When I came to, we were in Tehran. There were more beatings, more well….you know—but finally they gave me my redemption. They allowed me to convert to the one true faith. And then they found a husband for me.”
“You’re married?” Jim asked.
“My husband was one of the students who captured the embassy of the Great Satan in 1979,” Allison said. “A true hero of the glorious Islamic Revolution. He instructed me, guided me to become the new person I am today. My eyes have been opened, Jim. Wait until you see the truth, and you’ll understand how much of your life is actually just a big lie.”
“This husband of yours,” Jim said. “Where is he now?”
Her hands still atop the leather-bound book, Allison made two fists. Jim was able to partially see the gilt script on the cover of the book. He was of course unable to read it; but apparently Allison could now read whatever language that was. It looked like Arabic. No—it would probably be Farsi, the primary language of Iran.
“Two years ago,” she said. “My husband died in a shootout with agents of the Great Satan in Istanbul. But at least I know he died a martyr. I also have a son, Jim. And God willing, he will become a martyr someday, too.”
“Allison, this is nuts,” Jim said. “Can’t you see how these people played you? All this ‘Great Satan’ nonsense. Your dad was a U.S. marine, for goodness sake. As American as apple pie. And you were a cheerleader in high school, Allison. We used to go to rock concerts together. You used to wear that blue bikini of yours, and every guy on the beach would turn around and stare at you. You were fun, Allison. You loved life. I don’t see how could you could become one of those death worshipping fanatics—no matter what they did to you.”

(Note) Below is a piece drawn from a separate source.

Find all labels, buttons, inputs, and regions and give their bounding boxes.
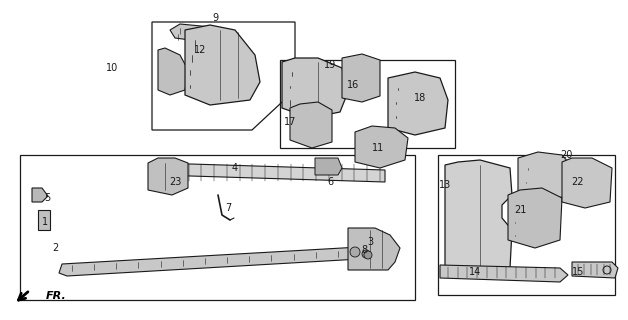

“I already told you,” she said sadly. “Allison is dead. And if you can’t see the sinfulness around you, then I’m afraid you’re going to hell, Jim. To Jahannam. Along with the rest of them.”
She stood abruptly, placing the book into the shopping bag, alongside the object that was already there. Jim looked at the metal and plastic device again. And the single button on top of it.
And suddenly, he completely understood.
“Yes, Jim. I know that you know. There’s nothing you can do now. So walk away from me, and save yourself. That’s the only choice left to you.”
Without another word, she turned away from him and began walking in the direction of the Chicago-bound train. As she walked by a uniformed security guard, she clutched the shopping bag tightly with one hand, so it would be difficult for the guard to see inside it.
I’m going to hell, Jim thought, as he watched her walk away. And you’re going to detonate a bomb on a train full of office workers and grandmothers and schoolchildren.
Jim had been young then; but he was in midlife now; and he was no stranger to loss and death. He knew that there were many ways that you could lose a person you loved, and that death was not always the cruelest way.
The woman named Leila neared the platform where passengers were boarding the train for Chicago. And Jim—still very much in love with the girl that Leila used to be—dropped his briefcase on the floor of the train station and ran in the direction of the security guard.